The Filecoin Foundation estimates that the storage network hosts around 2 billion gigabytes of data across nearly 3,000 different so-called Storage Provider systems. In a recent blog post, it also said that as many as 700 organizations actively use Filecoin for storing and retrieving data today. Still, the bar is high for any DePIN project, Stanley said.

“The journalist in me is also a little skeptical of the DePIN narrative,” Stanley, a former CoinDesk reporter, acknowledged. “We need to get [solutions] to the point where they're at least as good as the existing alternatives.”

In order for DePIN projects to truly become successful, developers will likely need to offer solutions that are “at least on par” with their Web2 equivalents, he explained.
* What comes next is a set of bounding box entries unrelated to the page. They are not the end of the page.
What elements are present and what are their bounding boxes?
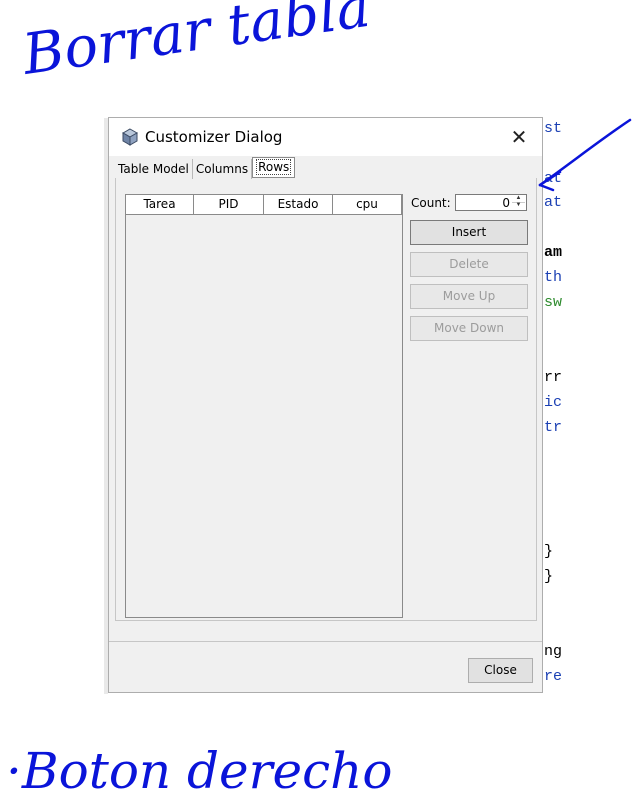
tab-table-model[interactable]: Table Model — [115, 159, 193, 179]
handwritten-note-bottom: ·Boton derecho — [6, 742, 392, 794]
tab-rows[interactable]: Rows — [252, 157, 296, 178]
cube-icon — [122, 128, 138, 146]
code-fragment: am — [544, 244, 563, 261]
code-fragment: ng — [544, 643, 563, 660]
background-code-editor: st at at am th sw rr ic tr } } ng re — [540, 110, 634, 690]
column-header-tarea[interactable]: Tarea — [126, 195, 194, 214]
footer-separator — [109, 641, 542, 642]
table-header: Tarea PID Estado cpu — [126, 195, 402, 215]
delete-button[interactable]: Delete — [410, 252, 528, 277]
count-spinner[interactable]: ▲ ▼ — [455, 194, 527, 211]
customizer-dialog: Customizer Dialog ✕ Table Model Columns … — [108, 117, 543, 693]
move-up-button[interactable]: Move Up — [410, 284, 528, 309]
code-fragment: sw — [544, 294, 563, 311]
code-fragment: ic — [544, 394, 563, 411]
code-fragment: th — [544, 269, 563, 286]
code-fragment: st — [544, 120, 563, 137]
handwritten-note-top: Borrar tabla — [18, 0, 374, 88]
tab-columns[interactable]: Columns — [193, 159, 253, 179]
tab-bar: Table Model Columns Rows — [115, 156, 296, 179]
column-header-pid[interactable]: PID — [194, 195, 264, 214]
code-fragment: at — [544, 170, 563, 187]
dialog-titlebar[interactable]: Customizer Dialog ✕ — [109, 118, 542, 156]
close-button[interactable]: Close — [468, 658, 533, 683]
dialog-title: Customizer Dialog — [145, 128, 283, 146]
code-fragment: re — [544, 668, 563, 685]
count-input[interactable] — [458, 196, 510, 210]
code-fragment: } — [544, 568, 554, 585]
move-down-button[interactable]: Move Down — [410, 316, 528, 341]
insert-button[interactable]: Insert — [410, 220, 528, 245]
column-header-estado[interactable]: Estado — [264, 195, 333, 214]
code-fragment: tr — [544, 419, 563, 436]
column-header-cpu[interactable]: cpu — [333, 195, 402, 214]
code-fragment: rr — [544, 369, 563, 386]
spinner-down-icon[interactable]: ▼ — [512, 202, 525, 209]
code-fragment: at — [544, 194, 563, 211]
count-label: Count: — [411, 196, 451, 210]
code-fragment: } — [544, 543, 554, 560]
rows-table[interactable]: Tarea PID Estado cpu — [125, 194, 403, 618]
close-icon[interactable]: ✕ — [496, 118, 542, 156]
And that can present challenges when it comes to courting enterprise clients who have high expectations and are putting themselves out there by even suggesting to “use this weird token, blockchain thing that [they maybe] heard about at a conference,” he said.

But whether it’s monetizing data gathered from moving vehicles or creating decentralized power grids that reward solar panel owners, a broad landscape of projects attempting novel things exists today, said Jing Sun, co-founder of the Web3 platform IoTeX. Rewarding users with tokens for supporting infrastructure has broad appeal too, she added.

“Even my parents, they can easily understand that, and they can easily participate in the Web3 economy,” she said. “They become the contributor as well as the beneficiary.”

IoTex’s network is designed to connect smart devices to decentralized applications, and — not only has Sun seen DePIN’s rise as a term — the sector’s growing enthusiasm has been reflected in IoTeX’s in-person events. One initiative called R3al World at Denver, which gives investors and developers a space to connect, was quite busy this year, she said.

“Last year, when we decided to do this event, it was actually hard to find different use cases. We only found 20-something projects, and [it was] small scale,” she said. “This year we hosted another R3al World event … Hundreds of different projects came to showcase.”